Monday, February 20, 2012

Leviathan & Liberty

Whatever one's ultimate opinion about any number of contemporary topics -- from the Affordable Care Act to the limits of executive power, from government regulation of health care to the promotion of individual and religious liberty -- The Washington Post columnist Charles Krauthammer made some keen observations about ten days ago with which everyone should wrestle.



In "The Gospel according to Obama," he builds to this summary of the the tension (he says "contradiction") in the president's expressed understanding of religion at the National Prayer Breakfast, on the one hand, and through newly announced administration rules concerning certain types of medical health coverage, on the other:

To flatter his faith-breakfast guests and justify his tax policies, Obama declares good works to be the essence of religiosity. Yet he turns around and, through Sebelius, tells the faithful who engage in good works that what they’re doing is not religion at all. You want to do religion? Get thee to a nunnery. You want shelter from the power of the state? Get out of your soup kitchen and back to your pews. Outside, Leviathan rules.

Frontispiece to Thomas Hobbes's Leviathan (1651)
Although perhaps I should say more about this in a separate post, to my mind, Krauthammer is on to something.  But the most important point of the whole flap over requiring provision of contraceptive, sterilizing, and abortifacient medicines and procedures is not strictly the Catholic Church's views on the subject.  It is not about Mr. Obama's perhaps conflicting views on what counts as religion per se and in public life.  The heart of the matter is about the apparent ease with which liberties that define on paper the American political sphere may now in practice be threatened by unlegislated executive fiat.  


Krauthammer, I believe, is a secular, agnostic Jew.  He does not have a dog in the Catholic contraception (or abortion) fight with the administration.  His interest is this particular incarnation of state power.

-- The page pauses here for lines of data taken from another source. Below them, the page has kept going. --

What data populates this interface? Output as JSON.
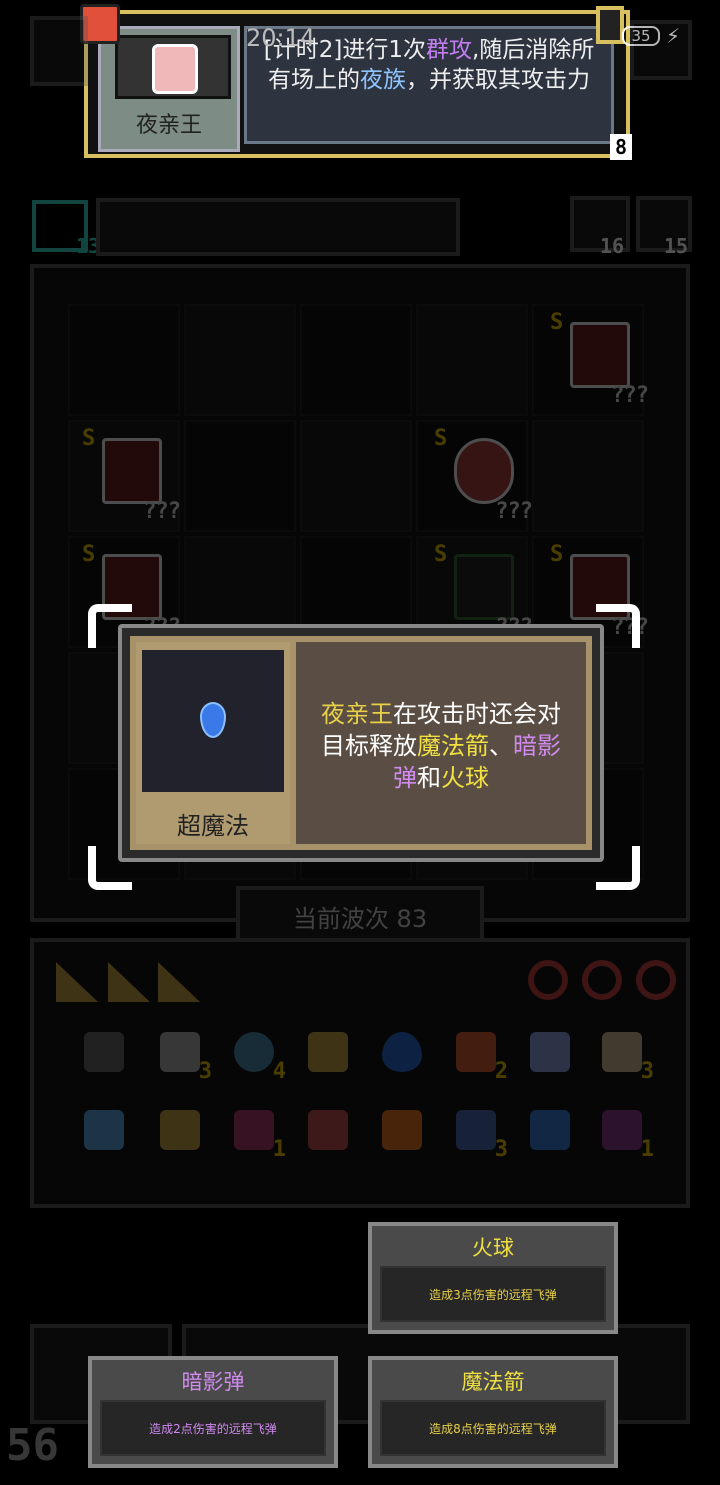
{
  "status_bar": {
    "time": "20:14",
    "battery": "35"
  },
  "hero_card": {
    "name": "夜亲王",
    "desc_part1": "[计时2]进行1次",
    "desc_hl1": "群攻",
    "desc_part2": ",随后消除所有场上的",
    "desc_hl2": "夜族",
    "desc_part3": "，并获取其攻击力",
    "level": "8"
  },
  "top_counters": {
    "left": "13",
    "mid": "16",
    "right": "15"
  },
  "board_units": [
    {
      "s": "S",
      "q": "???"
    },
    {
      "s": "S",
      "q": "???"
    },
    {
      "s": "S",
      "q": "???"
    },
    {
      "s": "S",
      "q": "???"
    },
    {
      "s": "S",
      "q": "???"
    },
    {
      "s": "S",
      "q": "???"
    }
  ],
  "wave": {
    "label": "当前波次",
    "value": "83"
  },
  "inventory_counts": {
    "i2": "3",
    "i3": "4",
    "i6": "2",
    "i8": "3",
    "r2_4": "1",
    "r2_6": "3",
    "r2_8": "1"
  },
  "bottom_number": "56",
  "popup": {
    "title": "超魔法",
    "text_name": "夜亲王",
    "text_a": "在攻击时还会对目标释放",
    "text_b": "魔法箭",
    "text_sep": "、",
    "text_c": "暗影弹",
    "text_and": "和",
    "text_d": "火球"
  },
  "choices": {
    "fireball": {
      "title": "火球",
      "desc": "造成3点伤害的远程飞弹"
    },
    "shadow": {
      "title": "暗影弹",
      "desc": "造成2点伤害的远程飞弹"
    },
    "arrow": {
      "title": "魔法箭",
      "desc": "造成8点伤害的远程飞弹"
    }
  },
  "colors": {
    "gold": "#e8d048",
    "purple": "#c27ef0",
    "blue": "#8fc4ff",
    "popup_frame": "#a8926a"
  }
}
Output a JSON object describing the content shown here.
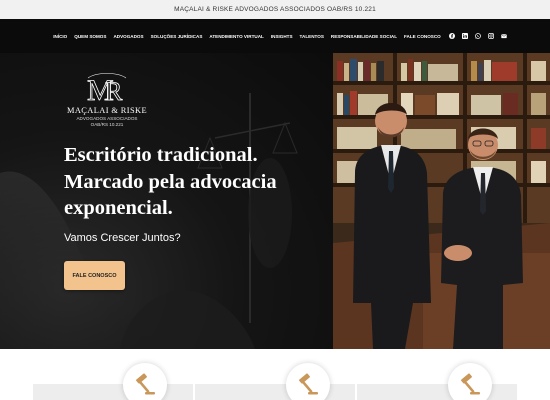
{
  "topbar": {
    "text": "MAÇALAI & RISKE ADVOGADOS ASSOCIADOS OAB/RS 10.221"
  },
  "nav": {
    "items": [
      "INÍCIO",
      "QUEM SOMOS",
      "ADVOGADOS",
      "SOLUÇÕES JURÍDICAS",
      "ATENDIMENTO VIRTUAL",
      "INSIGHTS",
      "TALENTOS",
      "RESPONSABILIDADE SOCIAL",
      "FALE CONOSCO"
    ],
    "social": [
      "facebook-icon",
      "linkedin-icon",
      "whatsapp-icon",
      "instagram-icon",
      "email-icon"
    ]
  },
  "logo": {
    "monogram": "MR",
    "name": "MAÇALAI & RISKE",
    "subtitle": "ADVOGADOS ASSOCIADOS",
    "registration": "OAB/RS 10.221"
  },
  "hero": {
    "headline": [
      "Escritório tradicional.",
      "Marcado pela advocacia",
      "exponencial."
    ],
    "subheadline": "Vamos Crescer Juntos?",
    "cta_label": "FALE CONOSCO"
  },
  "services": {
    "icons": [
      "gavel-icon",
      "gavel-icon",
      "gavel-icon"
    ]
  },
  "colors": {
    "accent": "#f2c38c",
    "dark": "#0b0b0b",
    "topbar": "#f1f1f1",
    "card": "#ededed",
    "icon": "#c9975a"
  }
}
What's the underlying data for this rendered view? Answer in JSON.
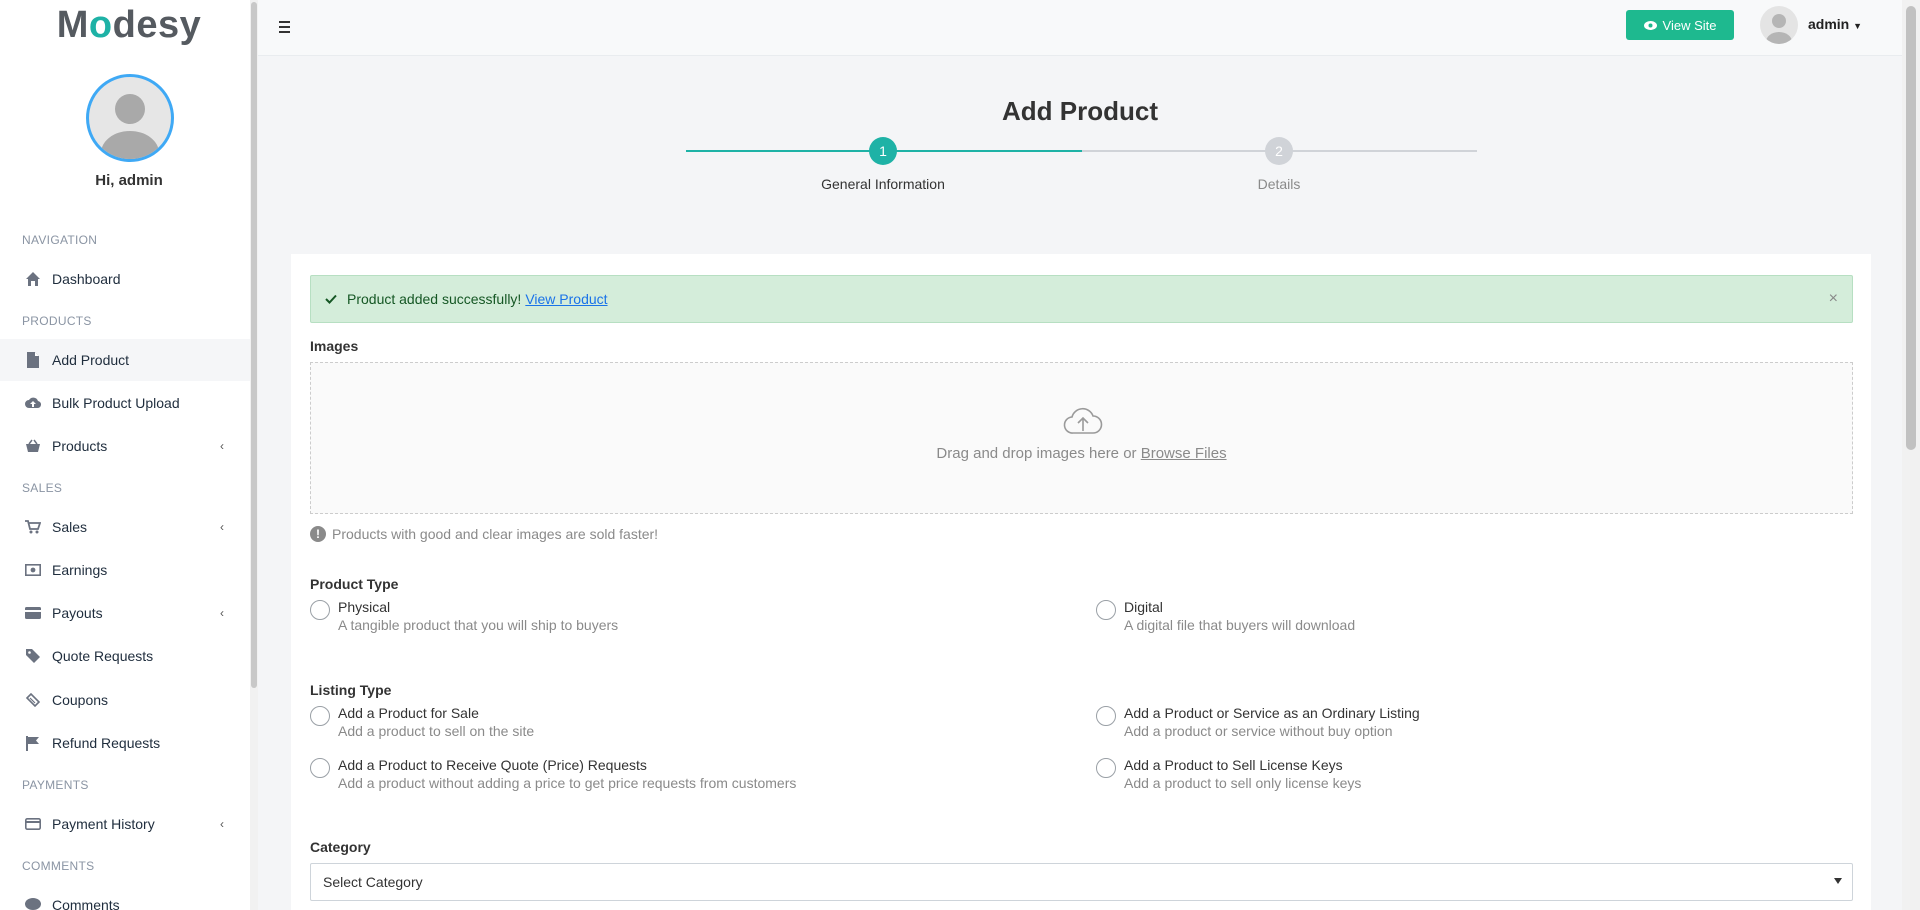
{
  "colors": {
    "accent": "#1eb98f",
    "step_active": "#1eb2a6",
    "step_inactive": "#d0d3d8",
    "alert_bg": "#d4edda"
  },
  "sidebar": {
    "logo_prefix": "M",
    "logo_o": "o",
    "logo_suffix": "desy",
    "greeting": "Hi, admin",
    "sections": {
      "navigation": "NAVIGATION",
      "products": "PRODUCTS",
      "sales": "SALES",
      "payments": "PAYMENTS",
      "comments": "COMMENTS"
    },
    "items": [
      {
        "label": "Dashboard",
        "icon": "home-icon"
      },
      {
        "label": "Add Product",
        "icon": "file-icon"
      },
      {
        "label": "Bulk Product Upload",
        "icon": "cloud-upload-icon"
      },
      {
        "label": "Products",
        "icon": "basket-icon"
      },
      {
        "label": "Sales",
        "icon": "cart-icon"
      },
      {
        "label": "Earnings",
        "icon": "money-icon"
      },
      {
        "label": "Payouts",
        "icon": "credit-card-icon"
      },
      {
        "label": "Quote Requests",
        "icon": "tag-icon"
      },
      {
        "label": "Coupons",
        "icon": "ticket-icon"
      },
      {
        "label": "Refund Requests",
        "icon": "flag-icon"
      },
      {
        "label": "Payment History",
        "icon": "credit-card-icon"
      },
      {
        "label": "Comments",
        "icon": "comment-icon"
      }
    ]
  },
  "topbar": {
    "view_site": "View Site",
    "user": "admin"
  },
  "wizard": {
    "title": "Add Product",
    "steps": [
      {
        "number": "1",
        "label": "General Information"
      },
      {
        "number": "2",
        "label": "Details"
      }
    ]
  },
  "form": {
    "alert_text": "Product added successfully!",
    "alert_link": "View Product",
    "alert_close": "×",
    "images_label": "Images",
    "dropzone_text": "Drag and drop images here or",
    "dropzone_link": "Browse Files",
    "images_hint": "Products with good and clear images are sold faster!",
    "product_type_label": "Product Type",
    "product_types": [
      {
        "title": "Physical",
        "desc": "A tangible product that you will ship to buyers"
      },
      {
        "title": "Digital",
        "desc": "A digital file that buyers will download"
      }
    ],
    "listing_type_label": "Listing Type",
    "listing_types": [
      {
        "title": "Add a Product for Sale",
        "desc": "Add a product to sell on the site"
      },
      {
        "title": "Add a Product or Service as an Ordinary Listing",
        "desc": "Add a product or service without buy option"
      },
      {
        "title": "Add a Product to Receive Quote (Price) Requests",
        "desc": "Add a product without adding a price to get price requests from customers"
      },
      {
        "title": "Add a Product to Sell License Keys",
        "desc": "Add a product to sell only license keys"
      }
    ],
    "category_label": "Category",
    "category_select": "Select Category"
  }
}
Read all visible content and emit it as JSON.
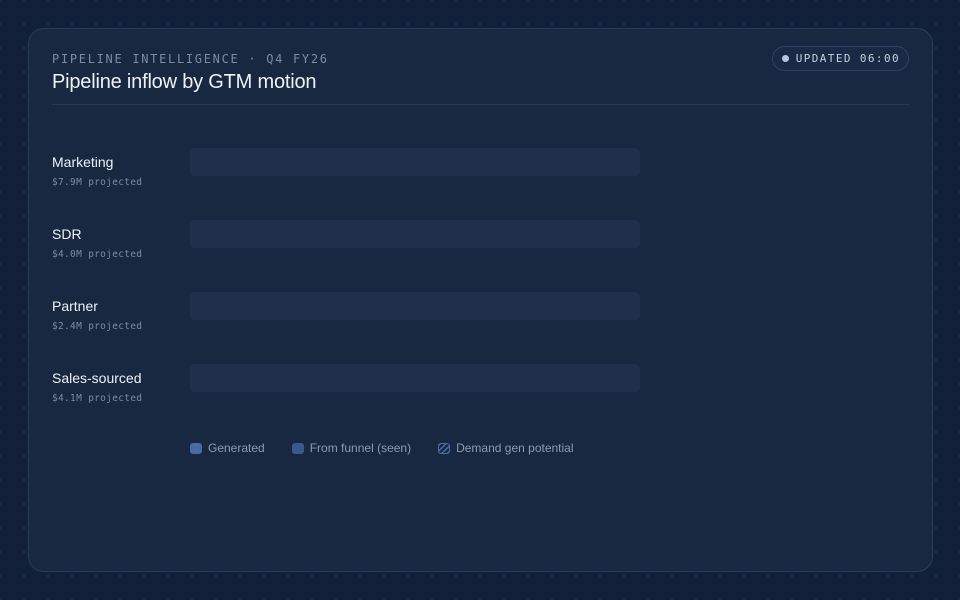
{
  "header": {
    "eyebrow": "PIPELINE INTELLIGENCE · Q4 FY26",
    "title": "Pipeline inflow by GTM motion",
    "badge": "UPDATED 06:00"
  },
  "chart_data": {
    "type": "bar",
    "orientation": "horizontal",
    "stacked": true,
    "title": "Pipeline inflow by GTM motion",
    "categories": [
      "Marketing",
      "SDR",
      "Partner",
      "Sales-sourced"
    ],
    "subtitles": [
      "$7.9M projected",
      "$4.0M projected",
      "$2.4M projected",
      "$4.1M projected"
    ],
    "series": [
      {
        "name": "Generated",
        "values": [
          0,
          0,
          0,
          0
        ],
        "color": "#4a6aa3"
      },
      {
        "name": "From funnel (seen)",
        "values": [
          0,
          0,
          0,
          0
        ],
        "color": "#3b5790"
      },
      {
        "name": "Demand gen potential",
        "values": [
          0,
          0,
          0,
          0
        ],
        "color": "#4d6ba4",
        "pattern": "hatched"
      }
    ],
    "xlim": [
      0,
      8
    ],
    "grid": false,
    "legend_position": "bottom"
  },
  "colors": {
    "background": "#12203a",
    "card": "#182840",
    "track": "#1f304a",
    "text": "#eef2f8",
    "muted": "#7d8ba3"
  },
  "icons": {
    "badge_status": "status-dot-icon"
  }
}
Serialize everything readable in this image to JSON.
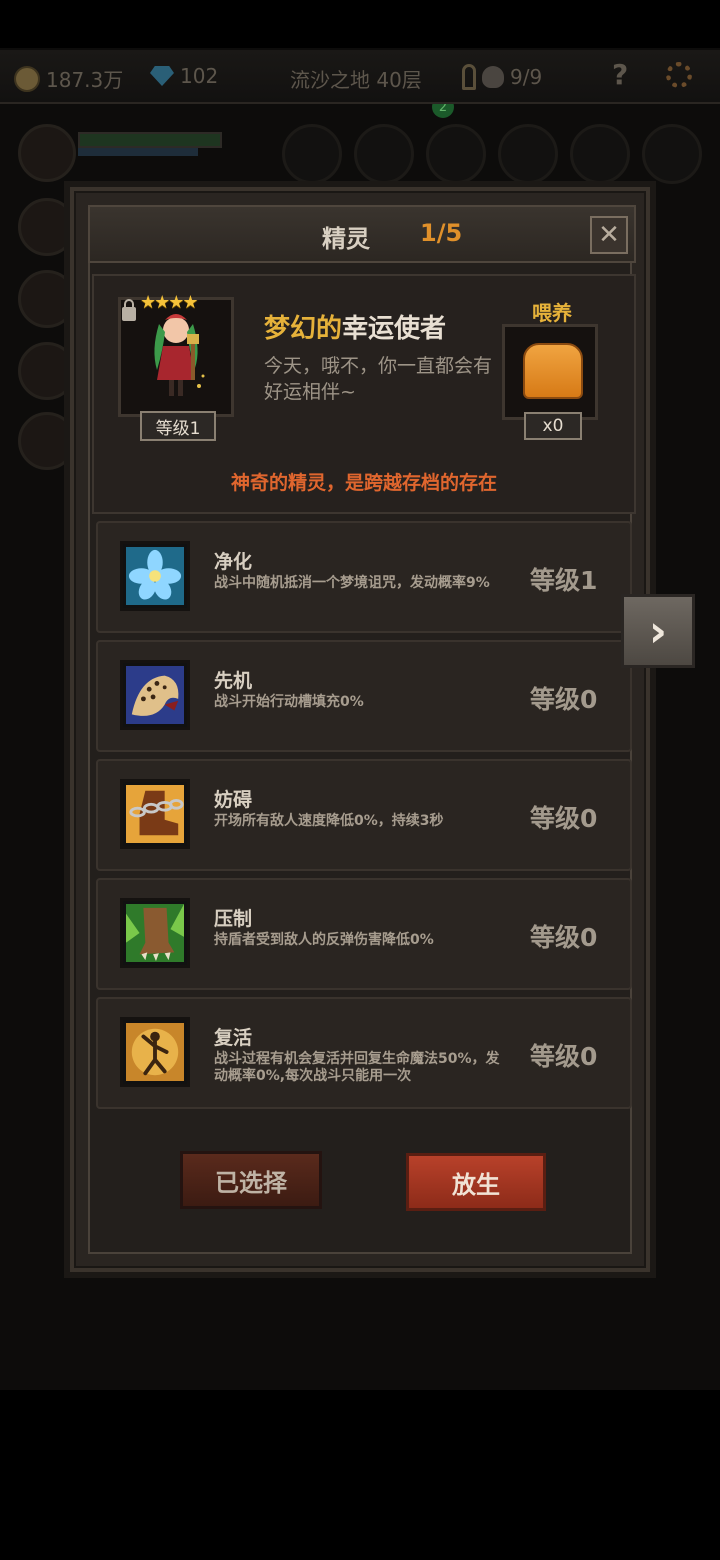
{
  "topbar": {
    "gold": "187.3万",
    "gems": "102",
    "location": "流沙之地 40层",
    "keys": "9/9",
    "help": "?",
    "badge": "2"
  },
  "dialog": {
    "title": "精灵",
    "count": "1/5",
    "close": "✕"
  },
  "spirit": {
    "stars": "★★★★",
    "level": "等级1",
    "name_adj": "梦幻的",
    "name": "幸运使者",
    "description": "今天，哦不，你一直都会有好运相伴~",
    "feed_label": "喂养",
    "feed_count": "x0",
    "tagline": "神奇的精灵，是跨越存档的存在"
  },
  "skills": [
    {
      "name": "净化",
      "desc": "战斗中随机抵消一个梦境诅咒，发动概率9%",
      "level": "等级1",
      "icon": "blue-flower-icon"
    },
    {
      "name": "先机",
      "desc": "战斗开始行动槽填充0%",
      "level": "等级0",
      "icon": "leopard-icon"
    },
    {
      "name": "妨碍",
      "desc": "开场所有敌人速度降低0%，持续3秒",
      "level": "等级0",
      "icon": "chained-boot-icon"
    },
    {
      "name": "压制",
      "desc": "持盾者受到敌人的反弹伤害降低0%",
      "level": "等级0",
      "icon": "beast-claw-icon"
    },
    {
      "name": "复活",
      "desc": "战斗过程有机会复活并回复生命魔法50%，发动概率0%,每次战斗只能用一次",
      "level": "等级0",
      "icon": "revive-figure-icon"
    }
  ],
  "buttons": {
    "selected": "已选择",
    "release": "放生"
  },
  "nav": {
    "next": "›"
  },
  "colors": {
    "accent_orange": "#e0902a",
    "gold_text": "#e6b23a",
    "tagline": "#e0662e",
    "release_button": "#b8412a"
  }
}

But many people of a contrary persuasion, perhaps best represented by the editorial board of The New York Times, disbelieve, it seems, that anyone like Krauthammer could have an objection to the president's mandate based on liberty.  It has to be about birth control politics pure and simple, as the Times editorial "The Freedom to Choose Birth Control" from February 10 argues:
The president's solution, however, demonstrates that those still angry about the mandate aren't really concerned about religious freedom; they simply don't like birth control and want to reduce access to it.


Some might be forgiven for wondering how the Times editors know all of the reasons in the minds of objectors.  As for the "demonstrable" evidence in support of this assertion, what about the fact that the editors of The Wall Street Journal saw it differently in their February 13 "Immaculate Contraception: An 'accommodation' that makes the birth-control mandate worse?"  (Log in may be required.)  And so goes the editorial and op-ed back and forth from arguably the nation's three leading newspapers.


The WSJ editors, like The Washington Post's Krauthammer, are not really focused on birth control.  The former explains their scruple with the president's so-called "accommodation" in economic terms that underscores the new reach of presidential, cabinet secretary, and regulatory agency power:
Yesterday's new adventure in damage control and bureaucratic improvisation makes the compliance problem much worse. There is simply no precedent for the government ordering private companies to offer a product for free, even if they recoup the costs indirectly.


University of Chicago professor John Cochrane offered a slightly different economic objection in his op-ed "The Real Trouble With the Birth-Control Mandate:"

Every increase in coverage means an increase in premiums. If your employer is paying for your health insurance, he could be paying you more in salary instead. Or, he could be lowering prices and selling his product to you and all consumers more cheaply. Someone is paying. Not even HHS tries to claim that these "recommended preventive services" will lower overall costs.

Harvard's Greg Mankiw pointed out a semantic objection to the "accommodation" as a distinction without a difference.
A.  Administration's original position:  An employer is required to provide its employees health insurance that covers birth control.
B.  Administration's new position:  An employer is required to provide its employees health insurance.  The health insurance company is required to cover birth control.
The administration maintains that A is effectively not B.


Moreover, if, as widely reported,Vice President Biden (a pro-Roe, pro-contraception Catholic) opposed the president's birth control mandate primarily because of the likely political backlash but also because the policy imposed a moral view on religious objectors, is it really true that those who still oppose the mandate just simply don't like birth control and are out to reduce access to it?


Reasonable people may disagree about the merits of one position or another, but determining what is the practically virtuous viewpoint and course of action in a just society requires squarely assessing the deep issues at stake -- and why people hold the view they do.


The significance of Krauthammer's column and the editorial by the WSJ is this:  the spotlight they throw on the lingering, and perhaps increasing, tension between Leviathan and liberty.